GN medical travel office moves back to Iqaluit

Nunavut government responds to incessant complaints about decentralized Pangnirtung service

By NUNATSIAQ NEWS

The Nunavut legislature kicked off its March 4 sitting with an announcement from Health Minister Tagak Curley, who said the Government of Nunavut’s medical travel office for the Baffin region will move back to Iqaluit from Pangnirtung on April 1.

The three employees who now work with medical travel in Pangnirtung will remain with the Government of Nunavut, working either in Pangnirtung or Iqaluit, if they chose to move, Curley said.

MLAs thumped their desks in approval after Curley said the GN had “listened to Nunavummiut and will once again be providing medical travel support for all of the Baffin region through the medical travel staff located in Iqaluit.”

Medical travel services for Qikiqtaaluk residents travelling to Iqaluit for medical treatment have been provided from Pangnirtung’s regional medical travel services office since 2006 — at the same time as incessant complaints about poor service started piling up.

In 2006, Levi Barnabas, then the MLA for Quttiktuq, askedLeona Aglukkaq, then the health minister, why some constituents on medical travel “sometimes have to wait a day or two, up to a week” to get home.

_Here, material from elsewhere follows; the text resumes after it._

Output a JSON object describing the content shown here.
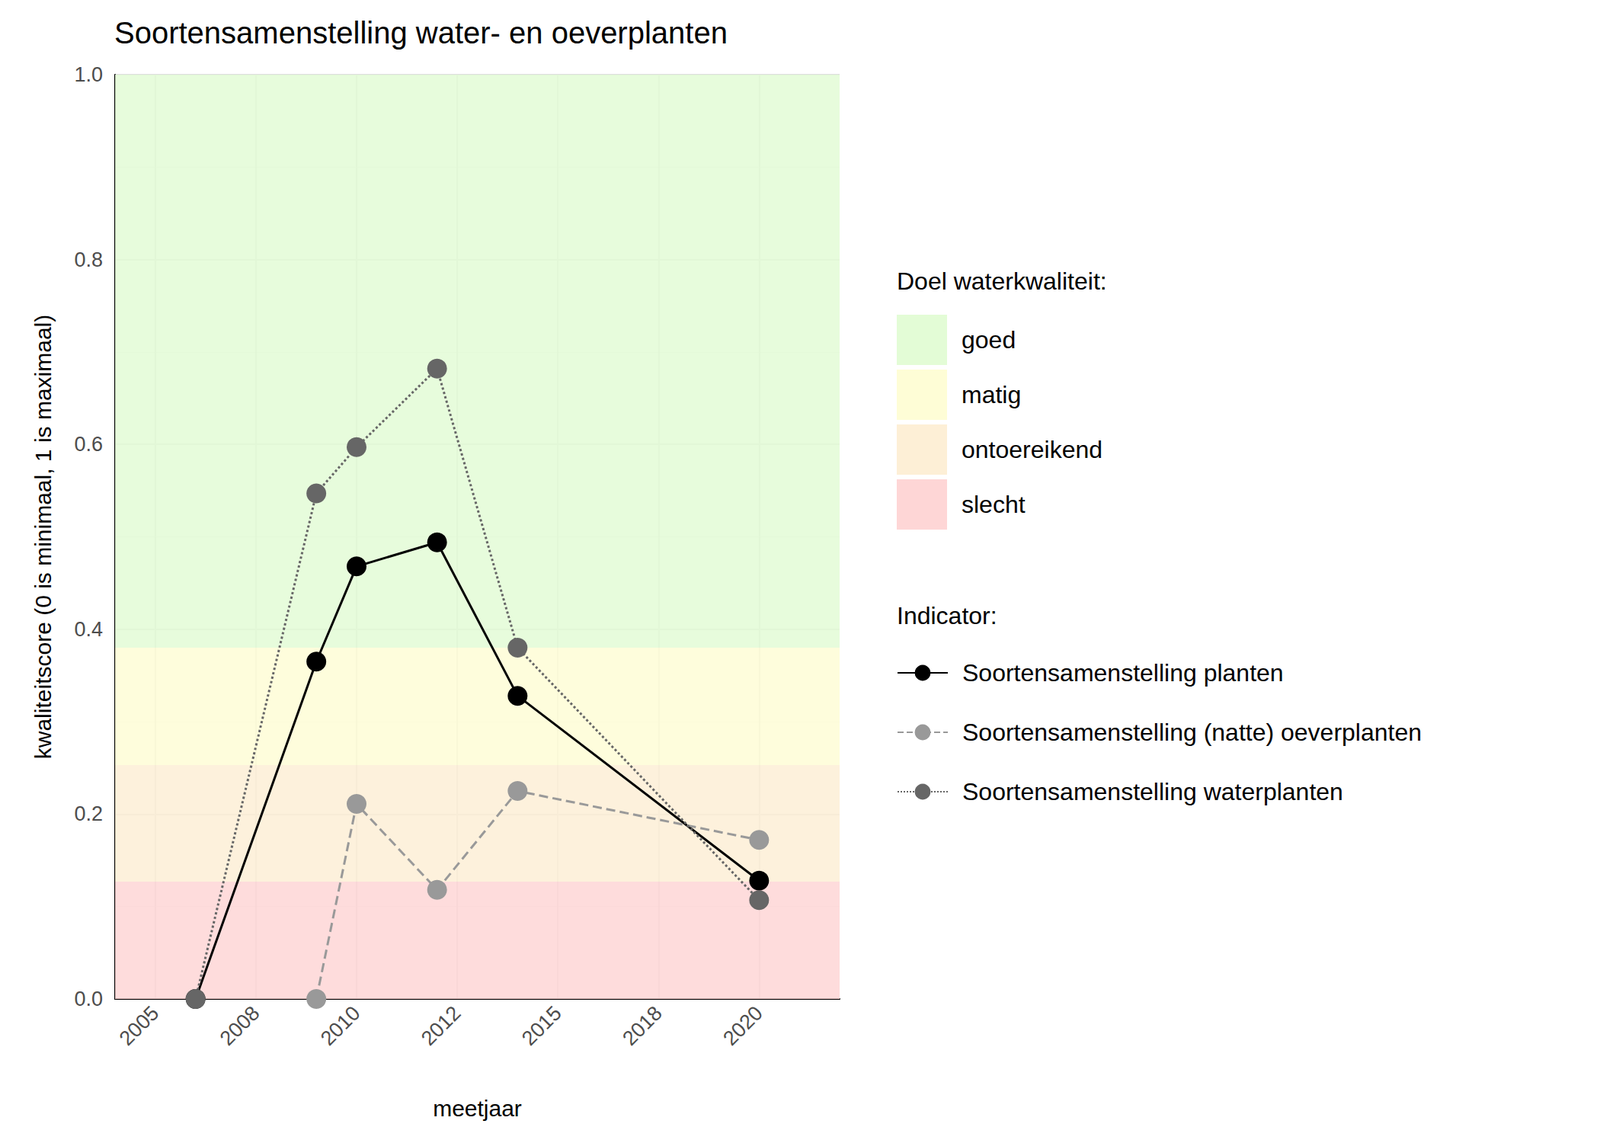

“If they are going to be constantly left behind, it’s obvious that it will cost more for that individual and for the government. What are the minister’s plans in regard to this?”

After that, other MLAs, including James Arvaluk of Tunnuniq, complained of numerous glitches afecting travelling patients, and demanded that the office be moved back to Iqaluit.

In the legislature this week, Curley admitted that “despite efforts to address issues of technology, communication and logistics, we continued to receive complaints.”

Last summer, the health department undertook a review of the overall effectiveness the Pangirtung medical travel office.

Community leaders and medical travel clients in 11 Baffin communities strongly supported a “centralization” of the office to Iqaluit, Curley said.

However, Pangnirtung MLA Adamee Komoartok said he opposed any loss of GN jobs in Pangnirtung.